U.S. Secretary of State Mike Pompeo will meet with Colombian President Ivan Duque in the resort city of Cartagena next week, as tensions flare with neighboring Venezuela.
Duque and Pompeo will seek to "continue strengthening the bilateral relationship and discuss the crisis provoked by the dictatorship in Venezuela," a statement from the Colombia president's office said Thursday.
The meeting, scheduled for next Wednesday, comes after Duque asked countries "that defend democracy" not to recognize the new government of Venezuelan President Nicolas Maduro, due to be seated on January 10.
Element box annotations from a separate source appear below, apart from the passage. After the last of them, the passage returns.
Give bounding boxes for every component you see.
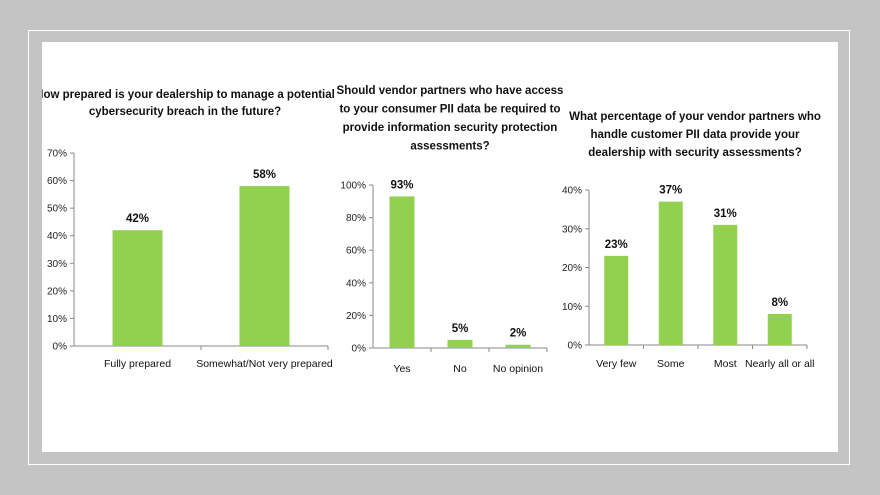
charts-panel: How prepared is your dealership to manag… bbox=[42, 42, 838, 452]
y-tick-label: 40% bbox=[47, 231, 67, 242]
charts-canvas: How prepared is your dealership to manag… bbox=[42, 85, 821, 375]
category-label: Somewhat/Not very prepared bbox=[196, 358, 333, 370]
data-label: 93% bbox=[390, 179, 413, 191]
data-label: 42% bbox=[126, 213, 149, 225]
chart-1-title-line: cybersecurity breach in the future? bbox=[89, 106, 281, 118]
bar-no-opinion bbox=[505, 344, 531, 348]
bar-somewhat-not-very-prepared bbox=[239, 186, 290, 346]
data-label: 5% bbox=[452, 323, 469, 335]
category-label: Some bbox=[657, 358, 685, 370]
chart-3: What percentage of your vendor partners … bbox=[562, 111, 821, 370]
bar-no bbox=[447, 339, 473, 348]
data-label: 23% bbox=[605, 239, 628, 251]
category-label: Most bbox=[714, 358, 737, 370]
y-tick-label: 100% bbox=[340, 181, 366, 192]
bar-very-few bbox=[604, 255, 629, 345]
chart-2: Should vendor partners who have access to… bbox=[337, 85, 564, 375]
chart-1-title-line: How prepared is your dealership to manag… bbox=[42, 89, 335, 101]
y-tick-label: 0% bbox=[568, 341, 583, 352]
category-label: Fully prepared bbox=[104, 358, 171, 370]
category-label: No opinion bbox=[493, 363, 543, 375]
y-tick-label: 50% bbox=[47, 204, 67, 215]
y-tick-label: 10% bbox=[562, 302, 582, 313]
y-tick-label: 70% bbox=[47, 149, 67, 160]
data-label: 31% bbox=[714, 208, 737, 220]
bar-most bbox=[713, 224, 738, 345]
bar-nearly-all-or-all bbox=[767, 314, 792, 345]
y-tick-label: 0% bbox=[53, 342, 68, 353]
y-tick-label: 10% bbox=[47, 314, 67, 325]
bar-yes bbox=[389, 196, 415, 348]
y-tick-label: 20% bbox=[562, 263, 582, 274]
category-label: Very few bbox=[596, 358, 637, 370]
bar-some bbox=[658, 201, 683, 345]
data-label: 2% bbox=[510, 328, 527, 340]
data-label: 58% bbox=[253, 169, 276, 181]
category-label: Nearly all or all bbox=[745, 358, 814, 370]
chart-3-title-line: What percentage of your vendor partners … bbox=[569, 111, 821, 123]
y-tick-label: 60% bbox=[346, 246, 366, 257]
chart-3-title-line: dealership with security assessments? bbox=[588, 147, 801, 159]
y-tick-label: 20% bbox=[346, 311, 366, 322]
y-tick-label: 30% bbox=[47, 259, 67, 270]
bar-fully-prepared bbox=[112, 230, 163, 346]
data-label: 37% bbox=[659, 185, 682, 197]
category-label: No bbox=[453, 363, 467, 375]
outer-frame bbox=[28, 30, 850, 465]
chart-2-title-line: to your consumer PII data be required to bbox=[339, 104, 560, 116]
chart-2-title-line: Should vendor partners who have access bbox=[337, 85, 564, 97]
y-tick-label: 20% bbox=[47, 286, 67, 297]
chart-2-title-line: provide information security protection bbox=[343, 122, 558, 134]
y-tick-label: 40% bbox=[562, 186, 582, 197]
category-label: Yes bbox=[393, 363, 410, 375]
y-tick-label: 30% bbox=[562, 224, 582, 235]
chart-2-title-line: assessments? bbox=[410, 141, 489, 153]
y-tick-label: 0% bbox=[352, 344, 367, 355]
chart-1: How prepared is your dealership to manag… bbox=[42, 89, 335, 370]
y-tick-label: 60% bbox=[47, 176, 67, 187]
chart-3-title-line: handle customer PII data provide your bbox=[591, 129, 800, 141]
data-label: 8% bbox=[771, 297, 788, 309]
y-tick-label: 40% bbox=[346, 278, 366, 289]
y-tick-label: 80% bbox=[346, 213, 366, 224]
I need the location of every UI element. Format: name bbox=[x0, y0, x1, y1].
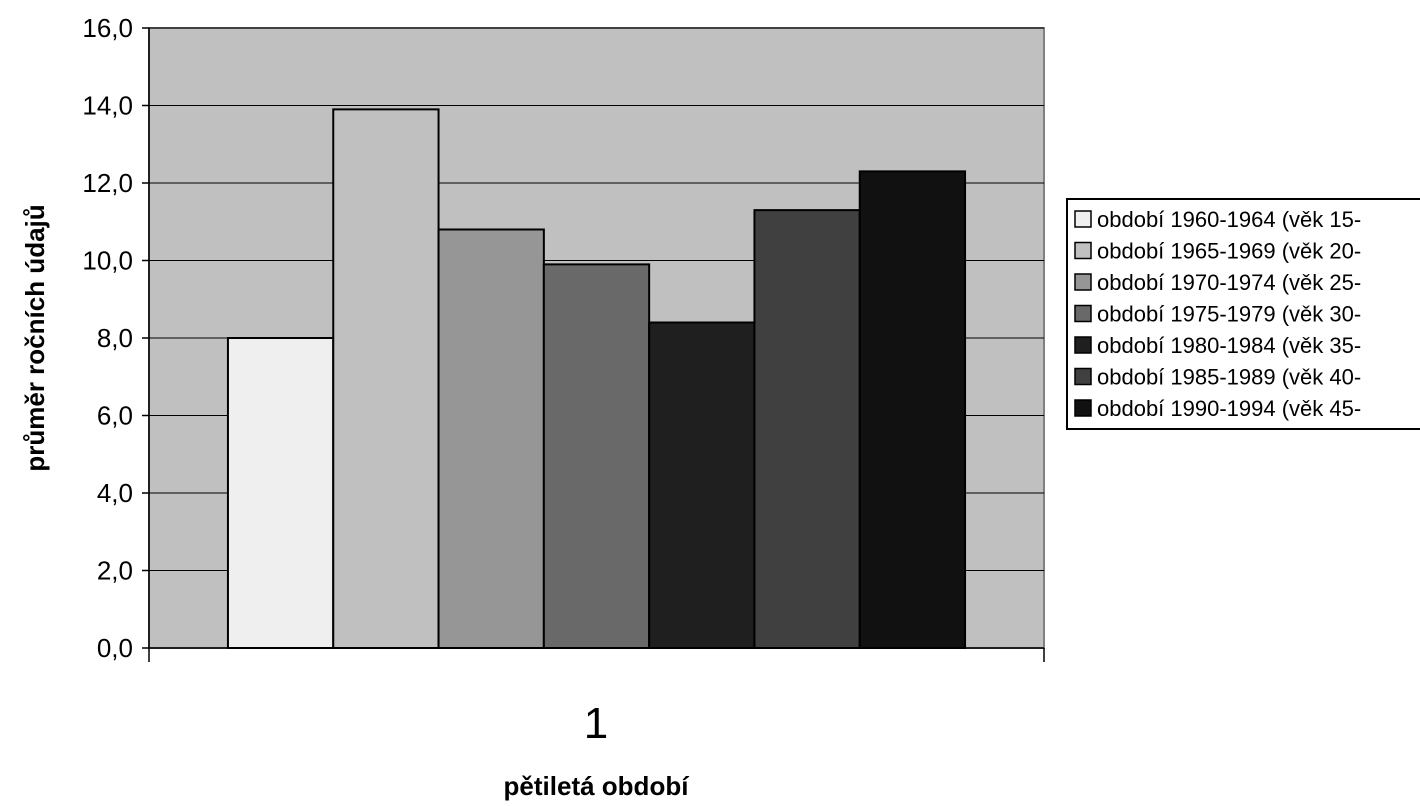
legend-label: období 1960-1964 (věk 15- bbox=[1097, 207, 1361, 232]
axes bbox=[142, 27, 1045, 662]
bar bbox=[753, 209, 861, 649]
legend-label: období 1970-1974 (věk 25- bbox=[1097, 270, 1361, 295]
bar bbox=[858, 170, 967, 649]
legend-swatch bbox=[1074, 336, 1092, 354]
bar bbox=[542, 263, 651, 649]
bar bbox=[226, 337, 335, 649]
legend-box bbox=[1066, 198, 1420, 430]
y-tick-labels: 0,0 2,0 4,0 6,0 8,0 10,0 12,0 14,0 16,0 bbox=[82, 13, 133, 663]
y-tick-label: 0,0 bbox=[97, 633, 133, 663]
y-tick-label: 10,0 bbox=[82, 246, 133, 276]
y-tick-label: 14,0 bbox=[82, 91, 133, 121]
legend: období 1960-1964 (věk 15- období 1965-196… bbox=[1066, 198, 1420, 430]
legend-label: období 1965-1969 (věk 20- bbox=[1097, 239, 1361, 264]
bar bbox=[437, 228, 545, 649]
legend-swatch bbox=[1074, 210, 1092, 228]
legend-swatch bbox=[1074, 273, 1092, 291]
bar bbox=[332, 108, 440, 649]
legend-swatch bbox=[1074, 367, 1092, 386]
legend-swatch bbox=[1074, 399, 1092, 417]
legend-swatch bbox=[1074, 304, 1092, 323]
x-axis-title: pětiletá období bbox=[504, 771, 690, 801]
bars bbox=[226, 108, 967, 649]
y-tick-label: 2,0 bbox=[97, 556, 133, 586]
legend-swatch bbox=[1074, 241, 1092, 260]
y-tick-label: 8,0 bbox=[97, 323, 133, 353]
x-category-label: 1 bbox=[584, 699, 608, 748]
y-axis-title: průměr ročních údajů bbox=[20, 204, 50, 471]
legend-label: období 1975-1979 (věk 30- bbox=[1097, 302, 1361, 327]
y-tick-label: 16,0 bbox=[82, 13, 133, 43]
y-tick-label: 4,0 bbox=[97, 478, 133, 508]
legend-label: období 1980-1984 (věk 35- bbox=[1097, 333, 1361, 358]
y-tick-label: 6,0 bbox=[97, 401, 133, 431]
legend-label: období 1990-1994 (věk 45- bbox=[1097, 396, 1361, 421]
y-tick-label: 12,0 bbox=[82, 168, 133, 198]
legend-label: období 1985-1989 (věk 40- bbox=[1097, 365, 1361, 390]
bar bbox=[648, 321, 756, 649]
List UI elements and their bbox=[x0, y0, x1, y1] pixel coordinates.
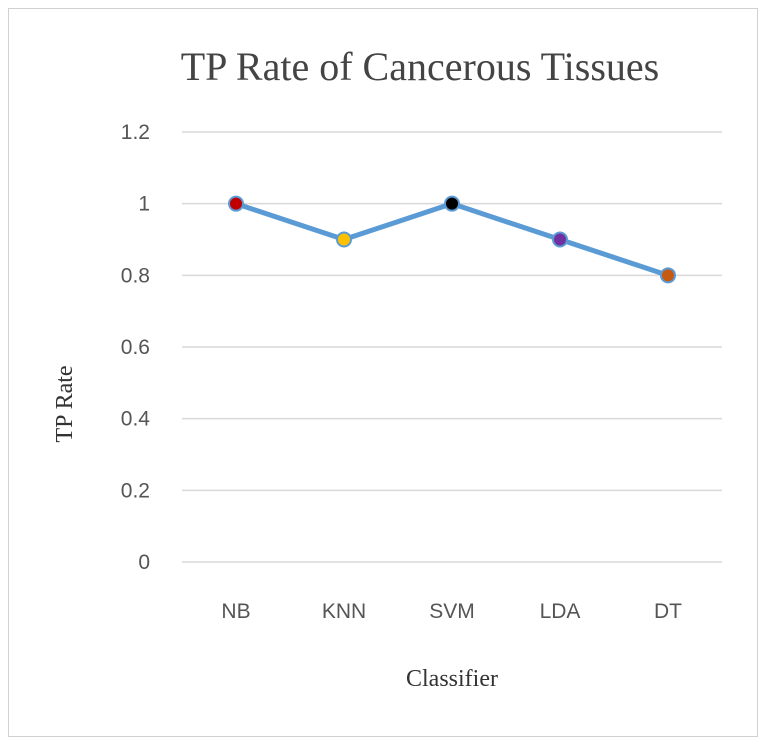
y-tick-label-4: 0.8 bbox=[121, 264, 150, 287]
chart-title: TP Rate of Cancerous Tissues bbox=[181, 44, 660, 89]
x-axis-label: Classifier bbox=[406, 666, 498, 692]
y-tick-labels: 0 0.2 0.4 0.6 0.8 1 1.2 bbox=[121, 121, 151, 574]
chart-frame bbox=[8, 8, 758, 737]
y-tick-label-1: 0.2 bbox=[121, 479, 150, 502]
data-point-lda bbox=[552, 231, 568, 248]
y-axis-label: TP Rate bbox=[52, 365, 78, 442]
data-point-knn bbox=[336, 231, 352, 248]
series-layer bbox=[228, 195, 676, 284]
data-point-dt bbox=[660, 267, 676, 284]
y-tick-label-3: 0.6 bbox=[121, 336, 150, 359]
x-tick-label-nb: NB bbox=[221, 600, 250, 623]
y-tick-label-0: 0 bbox=[138, 551, 150, 574]
data-point-svm bbox=[444, 195, 460, 212]
x-tick-labels: NB KNN SVM LDA DT bbox=[221, 600, 682, 623]
y-tick-label-2: 0.4 bbox=[121, 408, 151, 431]
x-tick-label-svm: SVM bbox=[429, 600, 475, 623]
series-line-0 bbox=[233, 201, 671, 278]
data-point-nb bbox=[228, 195, 244, 212]
y-tick-label-5: 1 bbox=[138, 193, 150, 216]
x-tick-label-dt: DT bbox=[654, 600, 682, 623]
x-tick-label-knn: KNN bbox=[322, 600, 366, 623]
y-tick-label-6: 1.2 bbox=[121, 121, 150, 144]
x-tick-label-lda: LDA bbox=[540, 600, 581, 623]
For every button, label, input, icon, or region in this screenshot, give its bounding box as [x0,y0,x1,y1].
The socialist leader, who has overseen Venezuela's descent into the worst economic crisis of its history, will start a second mandate after winning an election earlier this year that was branded a fraud by the U.S., European Union, opposition groups and the Organization of American States.
Colombia, a strategic ally of the United States, is leading the regional opposition to Venezuela, with which it has extremely frayed diplomatic ties.
The arrival of Russian strategic bombers in Venezuela to participate in military exercises at the start of December sent tensions soaring.
Millions of Venezuelans have fled the economic crisis in their country, many into neighboring Colombia. According to the United Nations, 2.3 million people have left since 2015.
Maduro, who frequently denounces plots against him, insisted this month that the United States was planning to overthrow him with the help of Colombia's right-wing government and Brazil's far-right President-elect Jair Bolsonaro.